Kıbrıs sorununun çözümü için 1968 yılında iki toplum temsilcileri arasında başlayan müzakereler henüz sonuç vermiş değil.

Aslında Kıbrıs sorununun bir kangrene dönüşmesine Mart 1964'te alınan BM kararı neden oldu.

Çünkü ortaklık cumhuriyetini bir Rum Cumhuriyeti'ne dönüştürüp bu kararla BM'ye de tescil ettiren Rumlar için, gerisi bu oldubittiyi Kıbrıs Türk toplumuna ve Türkiye’ye kabul ettirmek kaldı.

Yani aslında 1968 yılında iki toplum temsilcisi tarafından önce Beyrut'ta başlayıp sonra Lefkoşa’da devam eden müzakerelerin Rumlar tarafından temel amacı belliydi:

Artık bir Rum Cumhuriyeti haline gelmiş olan Kıbrıs Cumhuriyeti’nin bu durumunu Türk toplumuna da kabul ettirmek ve onu bu Cumhuriyete azınlık olarak yamalamak.

Nitekim Rumlar bu amaçları doğrultusunda ciddi de bir yol almıştı.

1973 yılında Kıbrıs Türk tarafı yerel muhtariyet karşılığında Rumların anayasada tek taraflı yaptığı değişiklik ve dönüşümü kabul etme noktasına kadar geldi.

O günün güçler dengesinde gelinen bu zemin kaybı 20 Temmuz 1974 Barış Harekatı sayesinde Türk toplumu yararına değişti ve federal devlet modeliyle çözüm için güçlü bir zemin oluşturdu.

Nitekim iki bölgeli, iki toplumlu, coğrafi temele dayalı federasyon bu zeminde Rum toplumuna da “kabul ettirildi” ve BM’nin temel parametrelerini oluşturdu.

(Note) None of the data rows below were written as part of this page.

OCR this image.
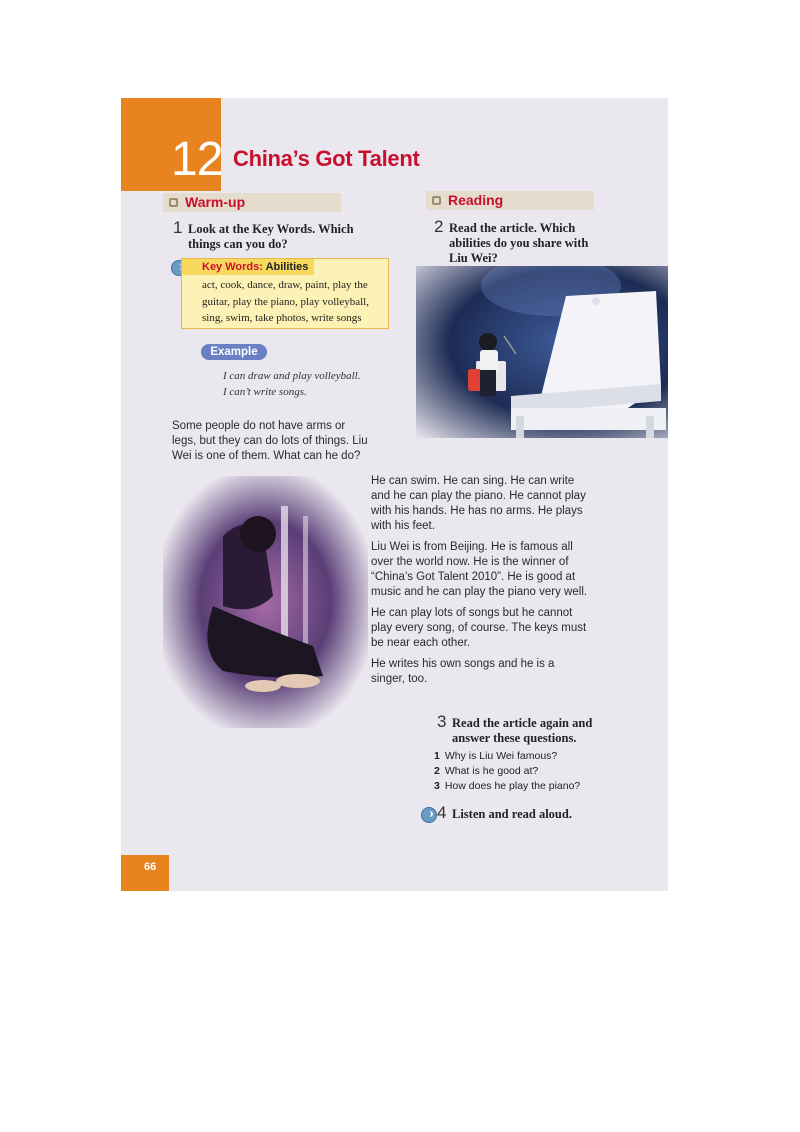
12 China’s Got Talent
Warm-up	Reading
1 Look at the Key Words. Which
things can you do?
Key Words: Abilities
act, cook, dance, draw, paint, play the
guitar, play the piano, play volleyball,
sing, swim, take photos, write songs
Example
I can draw and play volleyball.
I can’t write songs.
2 Read the article. Which
abilities do you share with
Liu Wei?
Some people do not have arms or
legs, but they can do lots of things. Liu
Wei is one of them. What can he do?
He can swim. He can sing. He can write
and he can play the piano. He cannot play
with his hands. He has no arms. He plays
with his feet.
Liu Wei is from Beijing. He is famous all
over the world now. He is the winner of
“China’s Got Talent 2010”. He is good at
music and he can play the piano very well.
He can play lots of songs but he cannot
play every song, of course. The keys must
be near each other.
He writes his own songs and he is a
singer, too.
3 Read the article again and
answer these questions.
1 Why is Liu Wei famous?
2 What is he good at?
3 How does he play the piano?
4 Listen and read aloud.
66
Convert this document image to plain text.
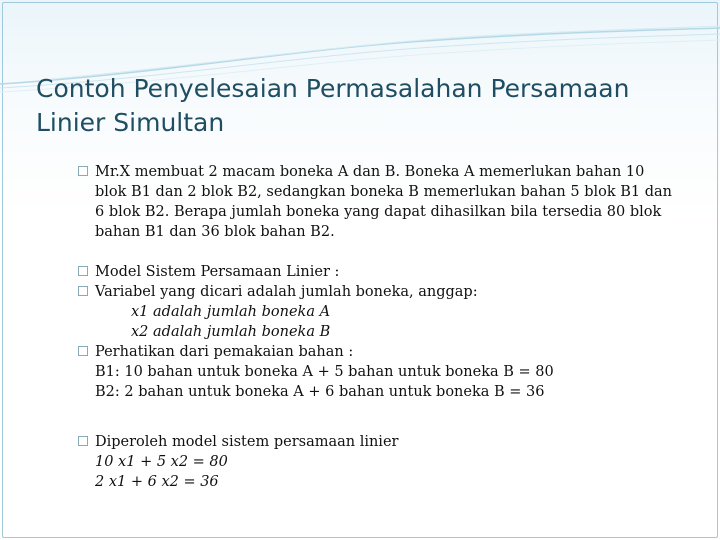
Contoh Penyelesaian Permasalahan Persamaan Linier Simultan
Mr.X membuat 2 macam boneka A dan B. Boneka A memerlukan bahan 10
blok B1 dan 2 blok B2, sedangkan boneka B memerlukan bahan 5 blok B1 dan
6 blok B2. Berapa jumlah boneka yang dapat dihasilkan bila tersedia 80 blok
bahan B1 dan 36 blok bahan B2.
Model Sistem Persamaan Linier :
Variabel yang dicari adalah jumlah boneka, anggap:
x1 adalah jumlah boneka A
x2 adalah jumlah boneka B
Perhatikan dari pemakaian bahan :
B1: 10 bahan untuk boneka A + 5 bahan untuk boneka B = 80
B2: 2 bahan untuk boneka A + 6 bahan untuk boneka B = 36
Diperoleh model sistem persamaan linier
10 x1 + 5 x2 = 80
2 x1 + 6 x2 = 36
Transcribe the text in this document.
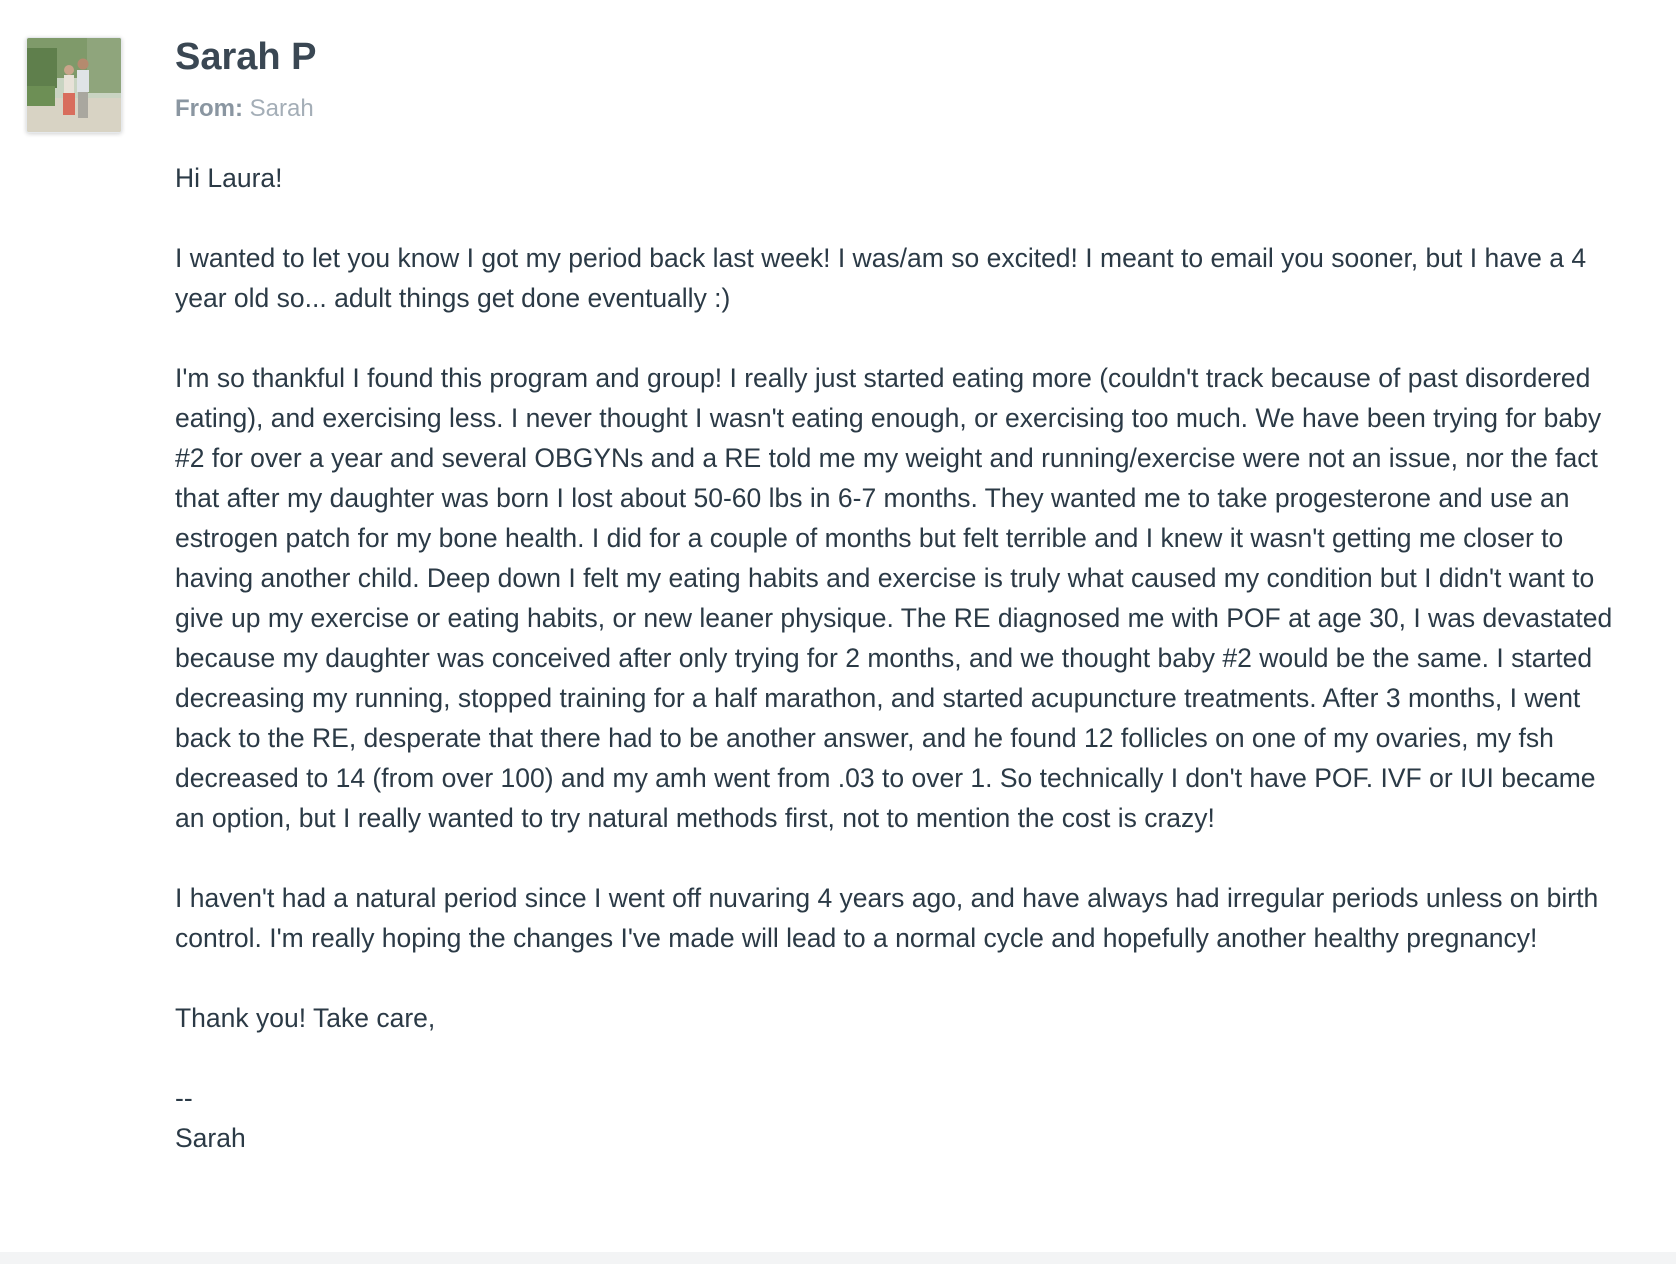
Sarah P
From: Sarah

Hi Laura!

I wanted to let you know I got my period back last week! I was/am so excited! I meant to email you sooner, but I have a 4 year old so... adult things get done eventually :)

I'm so thankful I found this program and group! I really just started eating more (couldn't track because of past disordered eating), and exercising less. I never thought I wasn't eating enough, or exercising too much. We have been trying for baby #2 for over a year and several OBGYNs and a RE told me my weight and running/exercise were not an issue, nor the fact that after my daughter was born I lost about 50-60 lbs in 6-7 months. They wanted me to take progesterone and use an estrogen patch for my bone health. I did for a couple of months but felt terrible and I knew it wasn't getting me closer to having another child. Deep down I felt my eating habits and exercise is truly what caused my condition but I didn't want to give up my exercise or eating habits, or new leaner physique. The RE diagnosed me with POF at age 30, I was devastated because my daughter was conceived after only trying for 2 months, and we thought baby #2 would be the same. I started decreasing my running, stopped training for a half marathon, and started acupuncture treatments. After 3 months, I went back to the RE, desperate that there had to be another answer, and he found 12 follicles on one of my ovaries, my fsh decreased to 14 (from over 100) and my amh went from .03 to over 1. So technically I don't have POF. IVF or IUI became an option, but I really wanted to try natural methods first, not to mention the cost is crazy!

I haven't had a natural period since I went off nuvaring 4 years ago, and have always had irregular periods unless on birth control. I'm really hoping the changes I've made will lead to a normal cycle and hopefully another healthy pregnancy!

Thank you! Take care,

--

Sarah
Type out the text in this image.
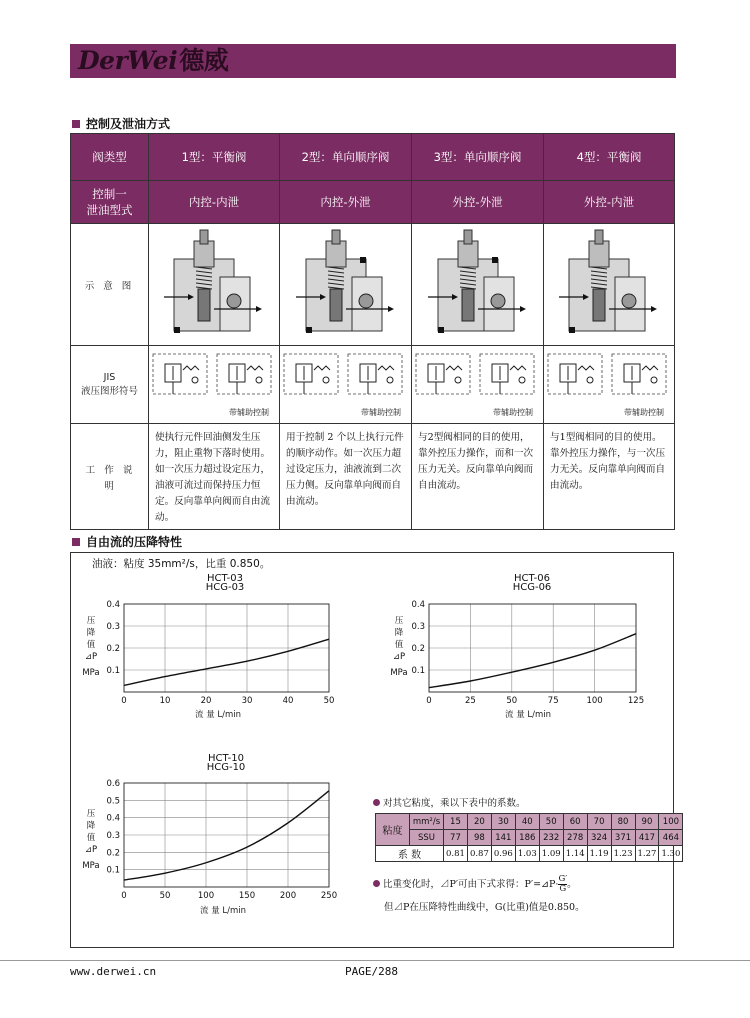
DerWei德威
控制及泄油方式
阀类型	1型：平衡阀	2型：单向顺序阀	3型：单向顺序阀	4型：平衡阀
控制一
泄油型式	内控-内泄	内控-外泄	外控-外泄	外控-内泄
示 意 图				
JIS
液压图形符号	带辅助控制	带辅助控制	带辅助控制	带辅助控制

工 作 说 明	使执行元件回油侧发生压力，阻止重物下落时使用。如一次压力超过设定压力，油液可流过而保持压力恒定。反向靠单向阀而自由流动。	用于控制 2 个以上执行元件的顺序动作。如一次压力超过设定压力，油液流到二次压力侧。反向靠单向阀而自由流动。	与2型阀相同的目的使用，靠外控压力操作，而和一次压力无关。反向靠单向阀而自由流动。	与1型阀相同的目的使用。靠外控压力操作，与一次压力无关。反向靠单向阀而自由流动。
自由流的压降特性
油液：粘度 35mm²/s，比重 0.850。
HCT-03
HCG-03
压
降
值
⊿P
MPa
0	10	20	30	40	50
0.1
0.2
0.3
0.4
流 量 L/min
HCT-06
HCG-06
压
降
值
⊿P
MPa
0	25	50	75	100	125
0.1
0.2
0.3
0.4
流 量 L/min
HCT-10
HCG-10
压
降
值
⊿P
MPa
0	50	100	150	200	250
0.1
0.2
0.3
0.4
0.5
0.6
流 量 L/min
对其它粘度，乘以下表中的系数。
粘度	mm²/s	15	20	30	40	50	60	70	80	90	100
	SSU	77	98	141	186	232	278	324	371	417	464
系 数		0.81	0.87	0.96	1.03	1.09	1.14	1.19	1.23	1.27	1.30
比重变化时，⊿P′可由下式求得：P′=⊿P· $\frac{G'}{G}$ 。
但⊿P在压降特性曲线中，G(比重)值是0.850。
www.derwei.cn	PAGE/288
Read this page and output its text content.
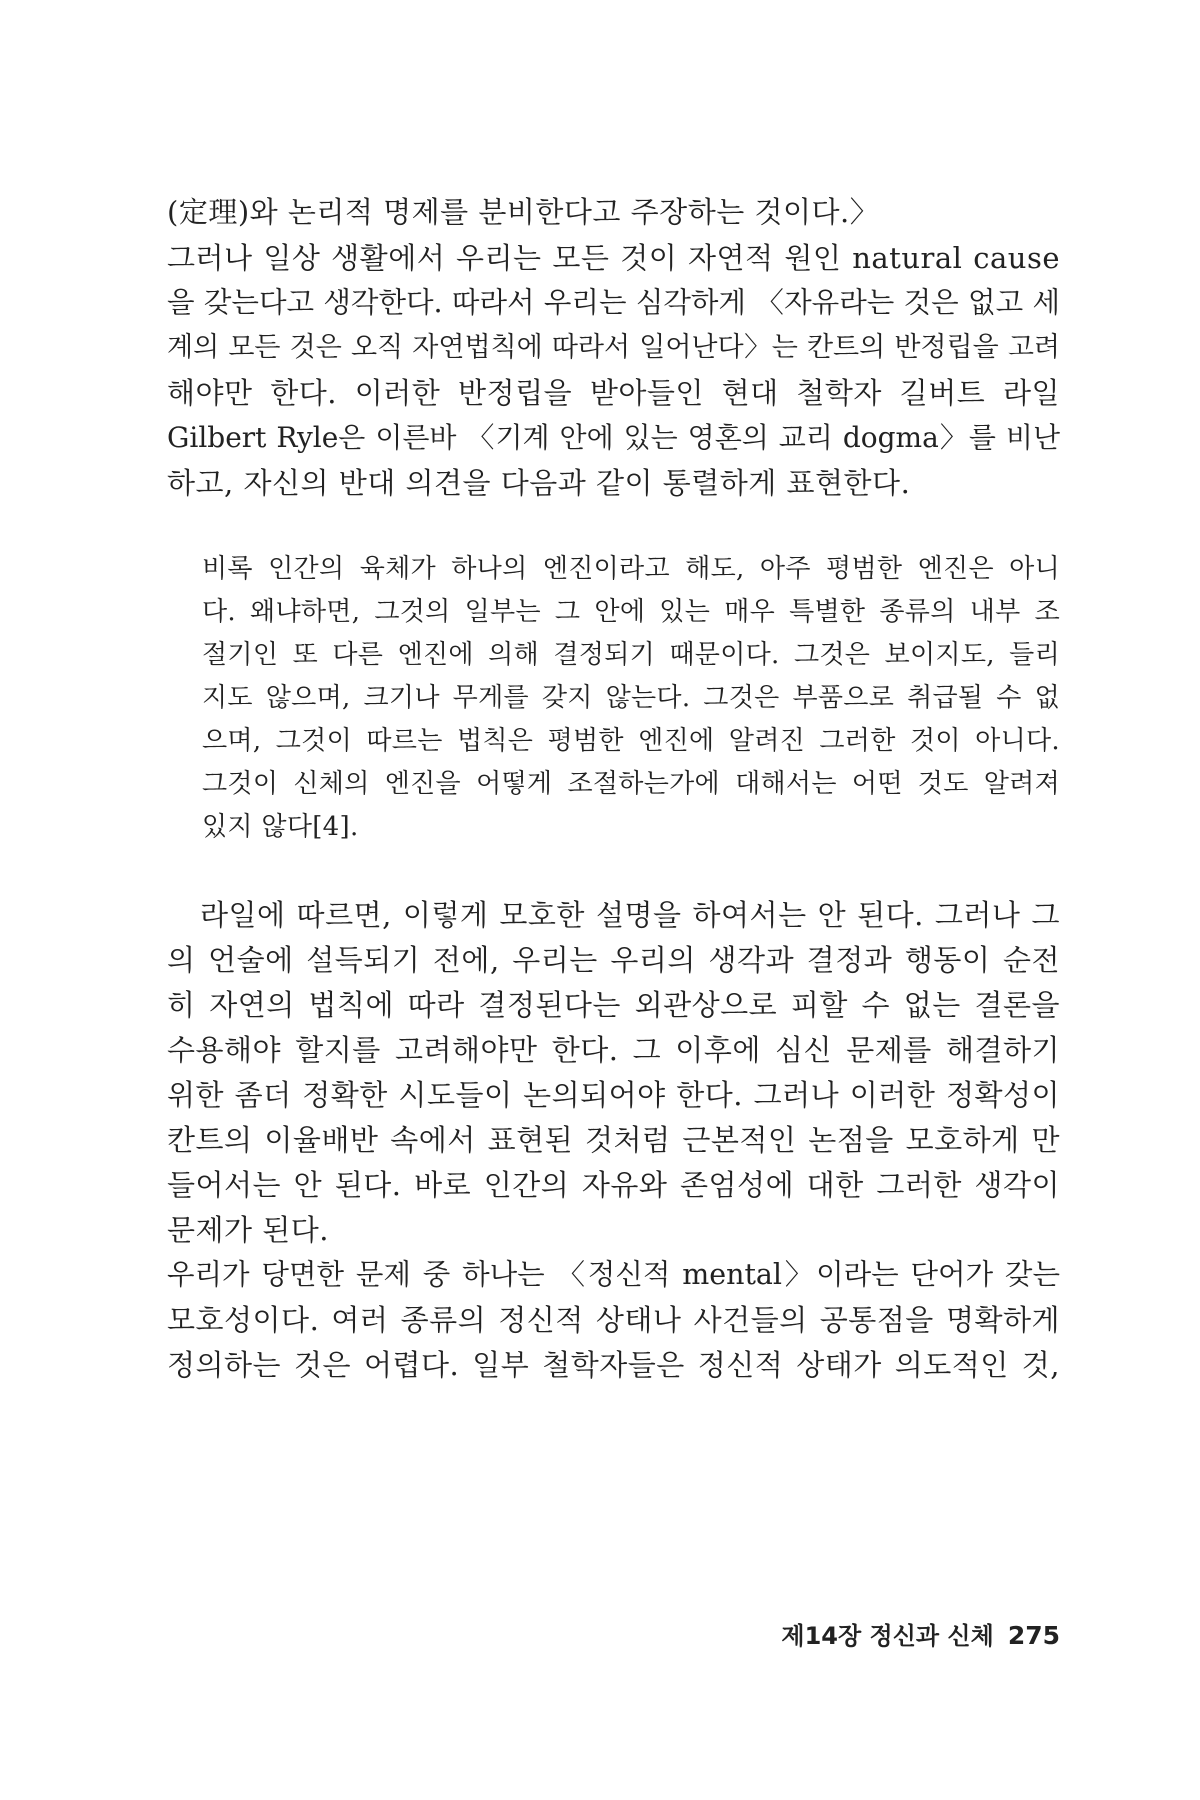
(定理)와 논리적 명제를 분비한다고 주장하는 것이다.〉
그러나 일상 생활에서 우리는 모든 것이 자연적 원인 natural cause
을 갖는다고 생각한다. 따라서 우리는 심각하게 〈자유라는 것은 없고 세
계의 모든 것은 오직 자연법칙에 따라서 일어난다〉는 칸트의 반정립을 고려
해야만 한다. 이러한 반정립을 받아들인 현대 철학자 길버트 라일
Gilbert Ryle은 이른바 〈기계 안에 있는 영혼의 교리 dogma〉를 비난
하고, 자신의 반대 의견을 다음과 같이 통렬하게 표현한다.
비록 인간의 육체가 하나의 엔진이라고 해도, 아주 평범한 엔진은 아니
다. 왜냐하면, 그것의 일부는 그 안에 있는 매우 특별한 종류의 내부 조
절기인 또 다른 엔진에 의해 결정되기 때문이다. 그것은 보이지도, 들리
지도 않으며, 크기나 무게를 갖지 않는다. 그것은 부품으로 취급될 수 없
으며, 그것이 따르는 법칙은 평범한 엔진에 알려진 그러한 것이 아니다.
그것이 신체의 엔진을 어떻게 조절하는가에 대해서는 어떤 것도 알려져
있지 않다[4].
라일에 따르면, 이렇게 모호한 설명을 하여서는 안 된다. 그러나 그
의 언술에 설득되기 전에, 우리는 우리의 생각과 결정과 행동이 순전
히 자연의 법칙에 따라 결정된다는 외관상으로 피할 수 없는 결론을
수용해야 할지를 고려해야만 한다. 그 이후에 심신 문제를 해결하기
위한 좀더 정확한 시도들이 논의되어야 한다. 그러나 이러한 정확성이
칸트의 이율배반 속에서 표현된 것처럼 근본적인 논점을 모호하게 만
들어서는 안 된다. 바로 인간의 자유와 존엄성에 대한 그러한 생각이
문제가 된다.
우리가 당면한 문제 중 하나는 〈정신적 mental〉이라는 단어가 갖는
모호성이다. 여러 종류의 정신적 상태나 사건들의 공통점을 명확하게
정의하는 것은 어렵다. 일부 철학자들은 정신적 상태가 의도적인 것,
제14장 정신과 신체 275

Ne var ki 1974’ün güçler dengesinde Rumların kabul etmek durumunda kaldığı federal devlet modeli onlar için sözde kaldı ve özde benimsenmedi.

1986 Cuellar Belgesi, 1992 Gali Fikirler Dizisi, 2004 Annan Planı ve 2017 Crans Montana Zirvesi federal çözümün ete kemiğe büründüğü aşamalardı ama hiçbiri Rum tarafınca kabul edilmedi.

Özellikle 2017’de Crans Montana’da Türk tarafının federal devletin asgari şartlarını içeren çözüm modelini kabul etmesine rağmen, Rumların yine çözüme hayır demesi Türk tarafını yeni bir politika izlemeye zorunlu bıraktı.

Çünkü artık anlaşıldı ki Rumlar müzakereleri sorunu çözmek için bir araç olarak değil, statükoyu korumak için taktik bir araç olarak kullanmaktadır.

Özetle, 2017 sonrası Türk tarafı Rumların tutumu nedeniyle federal çözüm çabalarının tüketilmiş olduğunu saptayarak, yeni bir politika olarak iki devletli çözümü gündeme taşıdı.

Bugüne kadar Ersin Tatar tarafından da savunulan iki devletli çözüm politikasının akibeti, özünde federal çözümcü olan Tufan Erhürman’ın cumhurbaşkanı seçilmesiyle merak edilen bir konu haline geldi.

Elbette bu merak Erhürman ile Türkiye yetkilileri arasında yapılacak istişarelerle şekillenecek.

Ama Erhürman’ın ilk açıklamalarından öyle anlaşılıyor ki, bundan önce olduğu gibi Rumlar müzakereleri bir araç olarak kullanıp statükoyu koruyamayacak.

Çünkü BM ilkelerini hatırlatan ve bunları 4 ilke şeklinde konsolide eden Erhürman, Rumların bu ilkeleri kabul etmeden federal çözüm müzakerelerine başlamayacağını yeniden vurguladı.

Erhürman sorunun nihai çözümü için,özlü müzakereler başlamasa bile, iki taraf arasındaki başka sorunlar için ikinci bir görüşme masası oluşturacağını açıkladı.

Dolayısıyla, yeni cumhurbaşkanının Kıbrıs politikasının iki devletli mi, iki masalı mi olacağı henüz belirsiz.

Belki de ne iki devletli, ne iki masalı olacak.

Ama iki masalı olmasa da tek masalı olması yüksek ihtimal.